This document outlines the minimum requirements and permissions needed to install and operate Pulse in a Dataiku environment. It is intended for Dataiku platform admins, TAMs, and solution architects supporting customer deployments.
For the initial Pulse installation, you must be a:
- Dataiku Platform Admin on the primary (core) Dataiku instance
This is required because Pulse installation involves platform‑level configuration, not just project‑level setup.
Pulse requires permissions to:
- Install and configure a Dataiku plugin
- Create and manage a Code Environment
- Create a Code Studio template (Streamlit‑based)
- Create and manage Dataiku projects (Pulse Dashboard + Worker projects)

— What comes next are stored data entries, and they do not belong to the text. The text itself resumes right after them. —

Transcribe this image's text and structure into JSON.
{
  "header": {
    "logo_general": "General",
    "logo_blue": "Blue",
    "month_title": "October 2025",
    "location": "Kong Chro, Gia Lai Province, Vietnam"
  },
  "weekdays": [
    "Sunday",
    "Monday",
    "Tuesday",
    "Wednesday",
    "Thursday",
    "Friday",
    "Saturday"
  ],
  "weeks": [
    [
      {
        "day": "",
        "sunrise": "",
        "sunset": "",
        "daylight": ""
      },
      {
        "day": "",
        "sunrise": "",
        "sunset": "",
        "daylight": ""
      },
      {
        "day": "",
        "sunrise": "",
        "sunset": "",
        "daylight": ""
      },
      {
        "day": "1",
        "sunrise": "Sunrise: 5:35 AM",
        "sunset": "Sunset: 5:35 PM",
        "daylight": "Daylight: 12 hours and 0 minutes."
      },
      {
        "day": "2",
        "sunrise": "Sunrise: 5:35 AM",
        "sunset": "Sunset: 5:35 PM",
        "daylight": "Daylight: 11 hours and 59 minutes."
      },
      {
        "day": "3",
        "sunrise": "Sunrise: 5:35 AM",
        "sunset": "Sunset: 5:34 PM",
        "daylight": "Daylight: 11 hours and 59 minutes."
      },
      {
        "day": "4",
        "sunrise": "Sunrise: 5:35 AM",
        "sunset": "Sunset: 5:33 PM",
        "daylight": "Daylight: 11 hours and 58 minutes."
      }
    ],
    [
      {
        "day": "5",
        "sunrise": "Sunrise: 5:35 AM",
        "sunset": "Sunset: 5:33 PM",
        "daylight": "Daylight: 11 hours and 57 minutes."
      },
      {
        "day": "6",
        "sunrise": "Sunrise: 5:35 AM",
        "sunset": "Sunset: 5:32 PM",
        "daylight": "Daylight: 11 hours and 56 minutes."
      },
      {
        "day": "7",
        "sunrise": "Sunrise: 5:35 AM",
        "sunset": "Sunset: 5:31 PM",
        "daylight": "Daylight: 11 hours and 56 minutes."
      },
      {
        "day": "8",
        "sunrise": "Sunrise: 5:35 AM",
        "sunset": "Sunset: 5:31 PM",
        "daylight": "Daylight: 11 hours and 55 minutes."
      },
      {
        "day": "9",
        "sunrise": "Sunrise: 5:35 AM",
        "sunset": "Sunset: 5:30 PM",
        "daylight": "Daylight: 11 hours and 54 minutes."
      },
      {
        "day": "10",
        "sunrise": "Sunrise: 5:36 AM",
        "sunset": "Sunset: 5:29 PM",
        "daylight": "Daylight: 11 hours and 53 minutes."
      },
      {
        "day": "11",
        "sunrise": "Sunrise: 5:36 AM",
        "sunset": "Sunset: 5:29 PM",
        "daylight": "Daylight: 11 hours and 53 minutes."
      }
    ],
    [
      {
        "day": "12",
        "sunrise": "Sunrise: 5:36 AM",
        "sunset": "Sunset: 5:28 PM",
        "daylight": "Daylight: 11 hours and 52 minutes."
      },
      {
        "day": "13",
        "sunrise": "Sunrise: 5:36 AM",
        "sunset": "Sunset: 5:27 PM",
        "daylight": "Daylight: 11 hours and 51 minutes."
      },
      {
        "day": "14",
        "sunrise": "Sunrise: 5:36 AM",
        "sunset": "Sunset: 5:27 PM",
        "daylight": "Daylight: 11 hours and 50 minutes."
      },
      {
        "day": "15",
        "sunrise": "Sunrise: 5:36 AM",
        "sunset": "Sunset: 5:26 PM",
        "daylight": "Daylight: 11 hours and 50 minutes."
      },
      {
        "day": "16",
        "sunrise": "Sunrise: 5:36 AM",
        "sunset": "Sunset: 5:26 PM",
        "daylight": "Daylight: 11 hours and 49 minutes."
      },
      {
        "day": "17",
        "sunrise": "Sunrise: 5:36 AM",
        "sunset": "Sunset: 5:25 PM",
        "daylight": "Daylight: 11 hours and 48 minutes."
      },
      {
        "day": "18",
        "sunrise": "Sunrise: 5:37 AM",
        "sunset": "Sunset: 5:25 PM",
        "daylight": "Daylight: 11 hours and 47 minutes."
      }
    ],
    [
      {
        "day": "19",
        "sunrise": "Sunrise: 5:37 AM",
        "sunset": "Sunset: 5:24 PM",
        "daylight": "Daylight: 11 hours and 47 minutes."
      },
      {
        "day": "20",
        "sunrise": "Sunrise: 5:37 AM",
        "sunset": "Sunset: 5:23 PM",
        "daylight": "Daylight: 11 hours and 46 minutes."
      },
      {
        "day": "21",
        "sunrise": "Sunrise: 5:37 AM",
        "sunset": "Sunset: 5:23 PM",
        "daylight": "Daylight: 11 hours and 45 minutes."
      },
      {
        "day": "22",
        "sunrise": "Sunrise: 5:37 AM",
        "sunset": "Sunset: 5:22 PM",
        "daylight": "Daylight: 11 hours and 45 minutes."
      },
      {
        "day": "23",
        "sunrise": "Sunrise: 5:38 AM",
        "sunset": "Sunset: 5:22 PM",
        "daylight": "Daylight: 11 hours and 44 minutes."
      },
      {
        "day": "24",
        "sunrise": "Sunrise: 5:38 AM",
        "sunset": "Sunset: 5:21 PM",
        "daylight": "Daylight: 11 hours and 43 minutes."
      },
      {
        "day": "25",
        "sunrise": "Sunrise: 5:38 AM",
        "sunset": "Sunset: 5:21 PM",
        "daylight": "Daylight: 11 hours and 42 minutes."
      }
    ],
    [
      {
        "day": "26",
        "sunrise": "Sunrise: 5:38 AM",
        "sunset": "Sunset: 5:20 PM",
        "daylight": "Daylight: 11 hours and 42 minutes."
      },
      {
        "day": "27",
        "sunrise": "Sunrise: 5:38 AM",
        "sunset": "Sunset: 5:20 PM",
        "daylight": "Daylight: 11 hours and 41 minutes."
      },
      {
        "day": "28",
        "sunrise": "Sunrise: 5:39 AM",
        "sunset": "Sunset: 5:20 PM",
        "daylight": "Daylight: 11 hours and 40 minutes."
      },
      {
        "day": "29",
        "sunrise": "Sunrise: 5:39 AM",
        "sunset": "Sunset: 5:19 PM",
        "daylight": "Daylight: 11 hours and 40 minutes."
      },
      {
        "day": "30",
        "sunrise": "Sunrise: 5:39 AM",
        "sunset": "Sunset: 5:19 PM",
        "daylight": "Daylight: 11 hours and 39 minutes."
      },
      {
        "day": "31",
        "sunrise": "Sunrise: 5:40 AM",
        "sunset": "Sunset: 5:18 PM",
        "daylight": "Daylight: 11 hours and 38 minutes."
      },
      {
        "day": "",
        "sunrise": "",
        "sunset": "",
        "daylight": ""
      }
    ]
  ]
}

- Configure plugin settings and global parameters
In practice, this means full admin access on the main instance is required for the initial install.
Pulse can collect metadata and usage information from multiple Dataiku instances.
To enable this:
- You must be a full admin on each instance OR
- An admin must generate and provide API keys for each instance
- API keys must have permissions to:
- Read metadata
- Read audit / usage information
- API keys are configured during Pulse setup
Without admin‑level API access, Pulse will not be able to collect data from remote instances.
Pulse stores all collected data in external blob storage (RAW → SILVER → GOLD).
- A blob storage connection accessible from Dataiku
- Write access to the storage location
- Admin‑level permissions on the connection
This storage is used for:
- Raw collected data
- Cleansed and normalized SILVER data
- Final GOLD tables loaded into DuckDB
Because Pulse manages its own datasets and lifecycle, this connection must allow read/write access.
Pulse uses DuckDB to load and query GOLD tables directly from blob storage.
From testing across AWS and Azure environments:
- Access via access keys, environment variables, or managed identity works out of the box
- DuckDB + blob storage integration works as expected
- No additional configuration is typically required beyond correct credentials
Once credentials are available to the runtime environment, Pulse can load and query data successfully.
GCS requires additional attention compared to AWS and Azure.
Pulse accesses GCS via fsspec, which relies on Google Application Default Credentials (ADC).
Pulse uses:
fsspec.filesystem("gcs")
This provides a filesystem abstraction that allows DuckDB and Python to:
- List objects in GCS buckets
- Read Parquet files directly
- Avoid embedding credentials in code
Authentication is resolved automatically using the identity of the runtime (for example, a Kubernetes service account).
At minimum, the service account running Pulse must have:
roles/storage.objectVieweron the target GCS bucket
This grants:
- Object listing
- Object read access
No bucket or project admin permissions are required.
Before running Pulse, you can validate GCS access using a lightweight Python test from a Dataiku Python notebook or Kubernetes‑backed notebook.
import fsspec
fs = fsspec.filesystem("gcs")
fs.ls("your-bucket-name")Expected result:
- A list of objects or prefixes in the bucket
Failure indicates:
- Missing IAM permissions
- Incorrect service account attachment
- ADC configuration issue
import fsspec
fs = fsspec.filesystem("gcs")
with fs.open("your-bucket-name/path/to/file.parquet", "rb") as f:
f.read(1)Expected result:
- No error
This confirms object‑level read access, which is required for DuckDB and Pulse.
To successfully install and run Pulse:
- Full Dataiku platform admin access is required on the core instance
- Admin or admin‑issued API keys are required for all connected instances
- An admin‑level blob storage connection is required
- AWS and Azure work out of the box with supported auth methods
- GCS requires correct ADC‑based IAM permissions and validation via
fsspec
Completing these prerequisites ensures a smooth Pulse installation and reliable data collection.